Nadkarni: I have heard about problems with automated storage tiering in the context of the tiering solution not working for the application in question or the tiering solution being more of a burden on the application. The best example I can give you is virtualized desktops. When you have [virtual desktop infrastructure] VDI and when people switch on their computers, there is a burst of I/O. In the case of automated tiering, that solution may not get enough time to move all the data into cache before it gets serviced.
Keep in mind that an automated tiering solution is not the Swiss Army knife. It is not going to solve 100% of the problems that customers see in their environments. It is meant to solve most of the problems, and from that side, I believe automated tiering solutions do work. They're sort of a general-purpose solution that can work in 80% to 90% of the environments that are traditionally wasting a lot of storage because of IOPS requirements. [Automated tiering also works for environments that] are putting too much emphasis on flash as a tier and not enough emphasis on the fact that in a particular data set, you might still have 20% to 30% of data that is active and the remaining 70% doesn't always have to occupy precious space on a flash tier.
What advice would you offer to organizations on the latest developments you've seen in tiered data storage?
Nadkarni: There is always the inertia or the resistance to change status quo, and organizations have good reasons to do that because they've probably been burned by first or second revisions of tiering software solutions. But my advice would be not to hold back and to embrace the new versions of these new generations of automated tiering solutions almost in the same way that they've embraced other trends in the market. Those solutions are here to stay. Think of it in the overall economics of storage.
The second piece of advice would be to think of the automated tiering solution or software as a part of the overall storage strategy. So [as] you would look at storage optimization technologies like thin provisioning and compression and deduplication, think of automated tiering almost in the same way. All of those things should be taken together when you're examining your storage strategy.

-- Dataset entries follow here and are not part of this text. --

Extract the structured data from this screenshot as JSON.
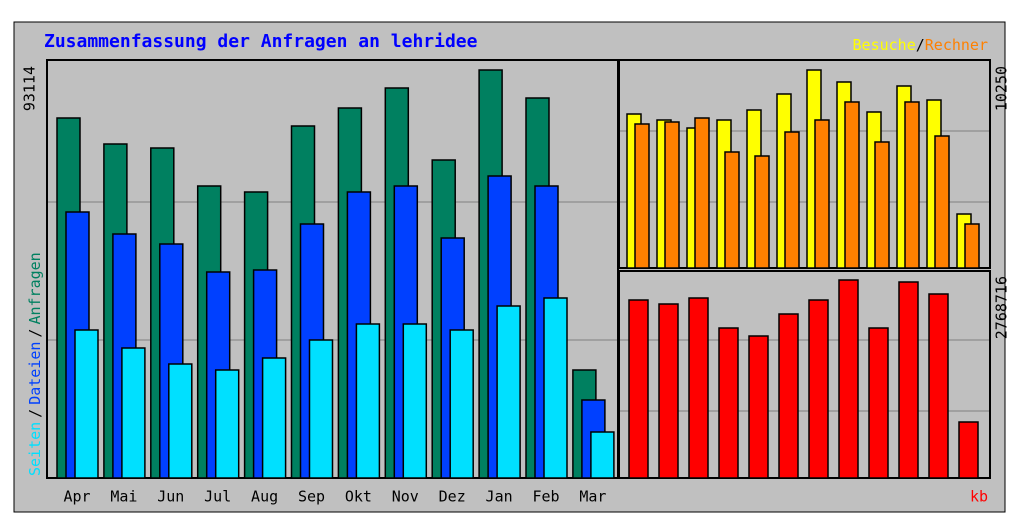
{
  "chart_data": [
    {
      "type": "bar",
      "title": "Zusammenfassung der Anfragen an lehridee",
      "separator": "/",
      "categories": [
        "Apr",
        "Mai",
        "Jun",
        "Jul",
        "Aug",
        "Sep",
        "Okt",
        "Nov",
        "Dez",
        "Jan",
        "Feb",
        "Mar"
      ],
      "series": [
        {
          "name": "Anfragen",
          "color": "#008060",
          "values": [
            82160,
            76226,
            75313,
            66641,
            65272,
            80334,
            84442,
            89006,
            72574,
            93114,
            86723,
            24648
          ]
        },
        {
          "name": "Dateien",
          "color": "#0040ff",
          "values": [
            60706,
            55686,
            53404,
            47014,
            47470,
            57968,
            65272,
            66641,
            54773,
            68923,
            66641,
            17801
          ]
        },
        {
          "name": "Seiten",
          "color": "#00e0ff",
          "values": [
            33777,
            29669,
            26017,
            24648,
            27387,
            31495,
            35146,
            35146,
            33777,
            39254,
            41080,
            10498
          ]
        }
      ],
      "ylim": [
        0,
        93114
      ],
      "yticks": [
        93114
      ]
    },
    {
      "type": "bar",
      "series": [
        {
          "name": "Besuche",
          "color": "#ffff00",
          "values": [
            7972,
            7662,
            7247,
            7662,
            8179,
            9008,
            10250,
            9629,
            8076,
            9422,
            8697,
            2795
          ]
        },
        {
          "name": "Rechner",
          "color": "#ff8000",
          "values": [
            7455,
            7558,
            7765,
            6005,
            5798,
            7040,
            7662,
            8594,
            6523,
            8594,
            6833,
            2278
          ]
        }
      ],
      "ylim": [
        0,
        10250
      ],
      "yticks": [
        10250
      ]
    },
    {
      "type": "bar",
      "series": [
        {
          "name": "kb",
          "color": "#ff0000",
          "values": [
            2489023,
            2433080,
            2516996,
            2097512,
            1985645,
            2293274,
            2489023,
            2768716,
            2097512,
            2740749,
            2572948,
            783070
          ]
        }
      ],
      "ylim": [
        0,
        2768716
      ],
      "yticks": [
        2768716
      ]
    }
  ]
}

And then the third piece of advice is -- and this is more of a tactical, operational thing -- don't try to override the automated tiering solution. I've talked with a lot of customers who started off with automated tiering and somewhere along the way during the deployment phase they realized that, 'Oh well, we shouldn't let this database be serviced from a slower tier,' and [they] had the inclination to pin some of the data in the faster tier. And, in fact, pinning the data, which is almost like overriding the automated solution, causes more performance problems than just letting the system learn from the I/O pattern to figure out the best way to service those I/Os.